Obudziłem się dopiero; gdy usłyszałem huk, a czołg stanął w miejscu.
– Co się stało?! – zerwałem się; cudem nie uderzając w kabinę.
– Głupio mi to mówić. – Hrabia próbował jeszcze jakoś ruszyć Tygrysem. – Ale chyba właśnie w coś zajebaliśmy. – odwrócił się w moją stronę i popatrzył na mnie z zażenowaniem.
– Ruszysz jakoś? – dopytywałem.
– Jak na razie próbuję i nic. – odparł.
– No to pięknie. – Wstałem i próbowałem jakoś otworzyć właz. Nawet nie drgnął. – Nie wiem, w coś walnął.– popatrzyłem na kierowcę. – Ale chyba, żeś nas przyblokował.
– Dawaj dołem, zobaczymy co to. – rzucił w moją stronę.
– Dołem? – zdziwiłem się.
– A co pan Kapitan nie wie; jak Tygrys jest zbudowany? – Zażartował. – Hop przez tygrysią cipkę i jesteśmy już na zewnątrz.
– Humor niskich lotów. – stwierdziłem, gdy znaleźliśmy się już pod czołgiem.
– Jak zwał tak zwał. – Uśmiechnął się, gdy zaczęliśmy tarzać się w stronę światła.
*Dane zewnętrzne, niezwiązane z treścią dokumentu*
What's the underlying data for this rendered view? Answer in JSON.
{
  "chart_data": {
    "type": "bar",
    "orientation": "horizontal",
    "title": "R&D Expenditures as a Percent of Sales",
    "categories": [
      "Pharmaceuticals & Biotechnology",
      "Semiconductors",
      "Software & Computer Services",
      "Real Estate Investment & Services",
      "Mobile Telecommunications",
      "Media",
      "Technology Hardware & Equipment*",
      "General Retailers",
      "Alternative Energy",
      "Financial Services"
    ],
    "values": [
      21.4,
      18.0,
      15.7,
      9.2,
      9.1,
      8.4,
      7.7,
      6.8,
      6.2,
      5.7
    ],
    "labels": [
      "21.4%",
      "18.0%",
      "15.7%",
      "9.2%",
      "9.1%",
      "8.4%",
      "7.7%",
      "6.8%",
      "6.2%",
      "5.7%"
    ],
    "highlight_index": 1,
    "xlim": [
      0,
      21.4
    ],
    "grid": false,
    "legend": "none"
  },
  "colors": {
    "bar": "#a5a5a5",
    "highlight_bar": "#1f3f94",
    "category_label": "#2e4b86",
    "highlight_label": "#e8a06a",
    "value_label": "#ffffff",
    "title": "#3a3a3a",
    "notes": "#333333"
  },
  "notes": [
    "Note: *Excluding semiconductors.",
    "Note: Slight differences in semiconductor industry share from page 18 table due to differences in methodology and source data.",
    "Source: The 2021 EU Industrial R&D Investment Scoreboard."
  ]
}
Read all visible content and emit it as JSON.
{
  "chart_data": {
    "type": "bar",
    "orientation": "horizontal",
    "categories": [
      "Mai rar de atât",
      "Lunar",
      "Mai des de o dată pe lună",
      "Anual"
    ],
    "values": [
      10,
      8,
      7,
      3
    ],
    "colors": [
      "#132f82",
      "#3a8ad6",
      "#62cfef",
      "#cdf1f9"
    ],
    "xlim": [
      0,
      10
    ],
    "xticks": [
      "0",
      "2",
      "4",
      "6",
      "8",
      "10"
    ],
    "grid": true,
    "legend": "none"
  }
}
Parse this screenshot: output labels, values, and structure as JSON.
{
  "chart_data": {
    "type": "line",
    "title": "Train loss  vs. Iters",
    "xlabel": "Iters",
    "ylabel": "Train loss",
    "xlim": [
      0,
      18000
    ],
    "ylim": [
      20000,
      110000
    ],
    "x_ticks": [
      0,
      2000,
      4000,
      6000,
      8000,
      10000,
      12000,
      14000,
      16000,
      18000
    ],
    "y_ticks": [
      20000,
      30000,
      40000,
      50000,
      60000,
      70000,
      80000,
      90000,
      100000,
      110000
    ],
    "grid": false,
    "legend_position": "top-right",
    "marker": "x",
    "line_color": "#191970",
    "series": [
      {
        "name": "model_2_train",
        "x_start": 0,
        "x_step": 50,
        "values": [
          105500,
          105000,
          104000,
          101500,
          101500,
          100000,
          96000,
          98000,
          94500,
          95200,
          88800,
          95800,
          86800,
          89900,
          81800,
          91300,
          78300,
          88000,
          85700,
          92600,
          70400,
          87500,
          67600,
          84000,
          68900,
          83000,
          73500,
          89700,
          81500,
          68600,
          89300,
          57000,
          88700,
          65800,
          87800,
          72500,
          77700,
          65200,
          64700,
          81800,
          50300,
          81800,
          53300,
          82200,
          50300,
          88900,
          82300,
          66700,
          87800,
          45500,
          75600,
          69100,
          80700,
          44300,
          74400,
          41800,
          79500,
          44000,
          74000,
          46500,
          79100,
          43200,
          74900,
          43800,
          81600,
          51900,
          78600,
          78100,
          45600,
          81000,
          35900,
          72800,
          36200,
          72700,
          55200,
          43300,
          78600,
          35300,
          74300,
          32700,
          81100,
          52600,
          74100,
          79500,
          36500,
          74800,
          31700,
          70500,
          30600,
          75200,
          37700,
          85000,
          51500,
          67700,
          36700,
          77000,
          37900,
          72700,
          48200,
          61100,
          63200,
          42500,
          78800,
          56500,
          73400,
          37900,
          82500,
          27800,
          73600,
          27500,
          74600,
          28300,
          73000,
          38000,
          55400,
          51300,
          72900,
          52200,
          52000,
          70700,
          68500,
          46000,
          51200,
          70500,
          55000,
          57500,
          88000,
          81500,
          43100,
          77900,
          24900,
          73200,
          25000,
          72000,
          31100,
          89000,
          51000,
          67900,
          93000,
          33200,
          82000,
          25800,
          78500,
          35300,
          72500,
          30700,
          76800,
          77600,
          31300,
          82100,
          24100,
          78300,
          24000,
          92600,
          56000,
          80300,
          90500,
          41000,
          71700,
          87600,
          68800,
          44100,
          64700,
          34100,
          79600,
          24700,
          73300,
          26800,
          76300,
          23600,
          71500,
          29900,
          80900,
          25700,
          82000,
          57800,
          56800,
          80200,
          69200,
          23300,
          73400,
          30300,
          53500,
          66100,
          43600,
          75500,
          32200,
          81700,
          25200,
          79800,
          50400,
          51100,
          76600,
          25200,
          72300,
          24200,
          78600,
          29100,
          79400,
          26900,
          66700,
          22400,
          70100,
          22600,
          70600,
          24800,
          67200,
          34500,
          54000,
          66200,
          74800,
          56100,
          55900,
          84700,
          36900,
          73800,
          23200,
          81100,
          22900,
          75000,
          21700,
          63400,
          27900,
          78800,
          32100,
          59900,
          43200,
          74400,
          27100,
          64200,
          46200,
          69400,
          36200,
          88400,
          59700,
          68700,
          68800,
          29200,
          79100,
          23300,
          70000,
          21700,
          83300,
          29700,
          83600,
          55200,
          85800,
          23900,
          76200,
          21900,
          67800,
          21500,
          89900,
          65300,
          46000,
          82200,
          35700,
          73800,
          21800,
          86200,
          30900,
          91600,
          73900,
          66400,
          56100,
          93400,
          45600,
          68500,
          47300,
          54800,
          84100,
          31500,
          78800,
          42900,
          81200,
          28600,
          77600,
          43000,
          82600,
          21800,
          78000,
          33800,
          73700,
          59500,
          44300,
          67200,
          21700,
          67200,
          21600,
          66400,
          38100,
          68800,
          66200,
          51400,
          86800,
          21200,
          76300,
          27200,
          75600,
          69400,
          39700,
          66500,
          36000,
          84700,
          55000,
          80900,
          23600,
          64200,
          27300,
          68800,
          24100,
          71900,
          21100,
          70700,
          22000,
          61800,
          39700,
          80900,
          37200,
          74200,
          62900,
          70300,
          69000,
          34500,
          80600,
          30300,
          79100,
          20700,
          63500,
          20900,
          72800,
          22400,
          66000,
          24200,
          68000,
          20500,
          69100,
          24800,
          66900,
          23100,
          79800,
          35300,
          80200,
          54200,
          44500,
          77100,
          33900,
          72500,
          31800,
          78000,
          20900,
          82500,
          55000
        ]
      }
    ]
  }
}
Po chwili staliśmy już przed czołgiem. Obaj mieliśmy mundury ubabrane błotem i trawą, która była pod naszą maszyną.
Zrobiliśmy kilka kroków do tyłu, żeby lepiej przyjrzeć się naszej maszynie. Leżało nim centralnie olbrzymie drzewo.
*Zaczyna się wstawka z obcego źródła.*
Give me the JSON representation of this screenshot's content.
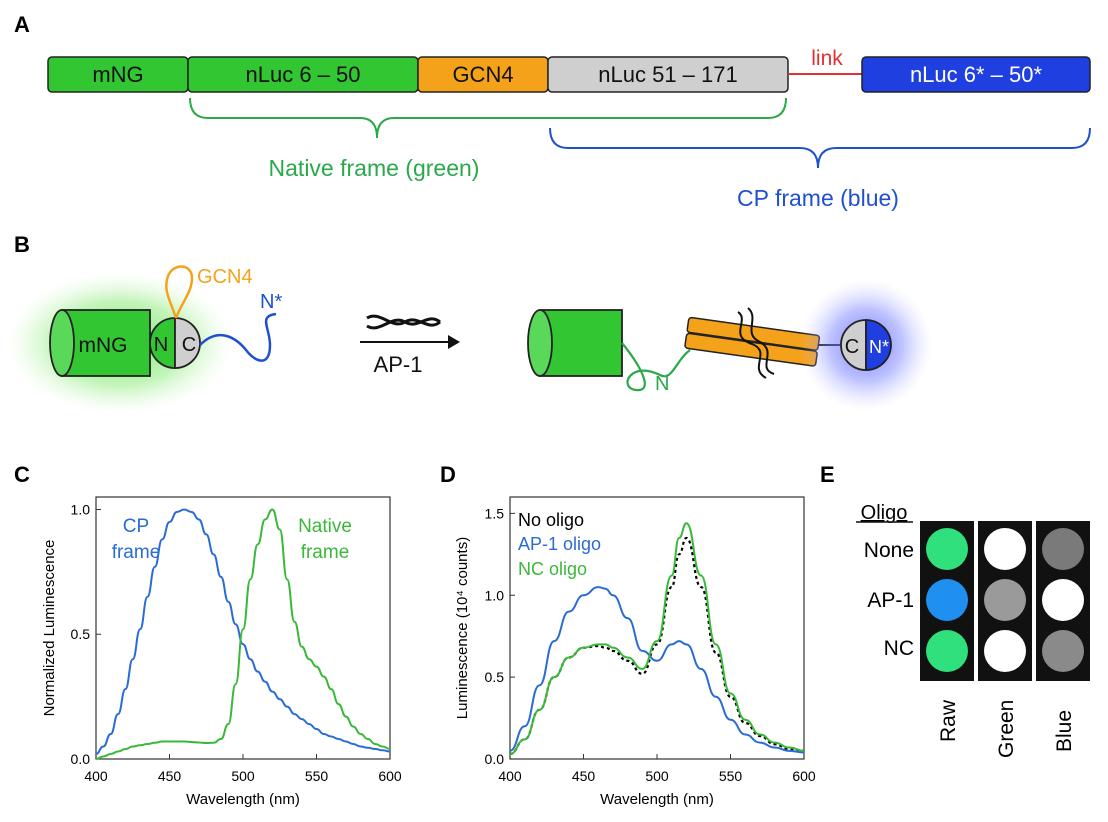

– No ładnie. – Położyłem mu rękę na ramieniu i powiedziałem, będąc pod wrażeniem. – Czegoś takiego to bym się nawet po tobie nie spodziewałem.
– A weź, spierdalaj. – roześmiał się i zepchnął moją rękę z ramienia. – Każdemu się mogło zdarzyć.
– Ty się ciesz, że to nas nie zmiażdżyło. – dodałem. – Zobacz, jakie to jest ogromne. – Wskazałem ręką w stronę Dęba.
– Chociaż nie musielibyśmy się już martwić tym wszystkim. – starał się mi jakoś poprawić humor.
– No tak. – odparłem ewidentnie nie rozbawiony tym komentarzem. – Teraz natomiast będziemy musieli wszystko, co potrzebne wziąć na plecy i ruszyć na piechotę.
– A nie lepiej byłoby jakoś zapchać to drzewo? – spytał Hrabia.
– Jak chcesz to niby zrobić? – spytałem zaciekawiony.
– No ręcznie, a jak? – odparł, jakby to było jakieś głupie pytanie.
– A bierzesz pod uwagę, że może polecieć na nas? – spytałem. – Chyba nie; tak więc rób; to, co mówię.
– Człowieku czekają nas setki kilometrów, nogi nam do dupy wejdą. – rzucił w moją stronę.
– Może uda nam się znaleźć po drodze jakiś pojazd zastępczy.– Dodałem na swoją obronę.
Nie chciało mi się już czołgać do czołgu, więc Hrabia powyciągał najpotrzebniejsze rzeczy, a ja tymczasem stałem i patrzyłem się przed siebie. Wiedziałem już który kierunek obierzemy; i wiedziałem, że czeka nas bardzo długa wędrówka.
Po pięciu czy sześciu godzinach, kiedy nogi naprawdę zaczęły nam powoli wchodzić do dupy, postanowiliśmy zrobić postój.
– Przydałoby się nam jakieś ognisko. – Zacząłem rozglądać się za potrzebnym chrustem.
– Nie uważasz, że to będzie mogło sprowadzić na nas jakieś zagrożenie? – spytał Hrabia.
– Możliwe, ale jest tak zimno, że zaraz zamarzniemy tutaj. – odparłem.
–Jak tak uważasz. – rzucił ewidentnie niezadowolony. – Twoja decyzja Kapitanie.
Rozpaliliśmy ognisko, a chwilę później usiedliśmy naprzeciwko siebie.
– Wiesz co. – Zaczął. – Zastanawiam się nad jedną rzecz... Jak tam trzyma się ta twoja cała żonka
i ta twoja córeczka.
– To w końcu twoja siostra. – na mojej twarzy po raz pierwszy w ciągu tego całego traumatycznego dnia pojawił się uśmiech.– Pewnie za nami tęsknią.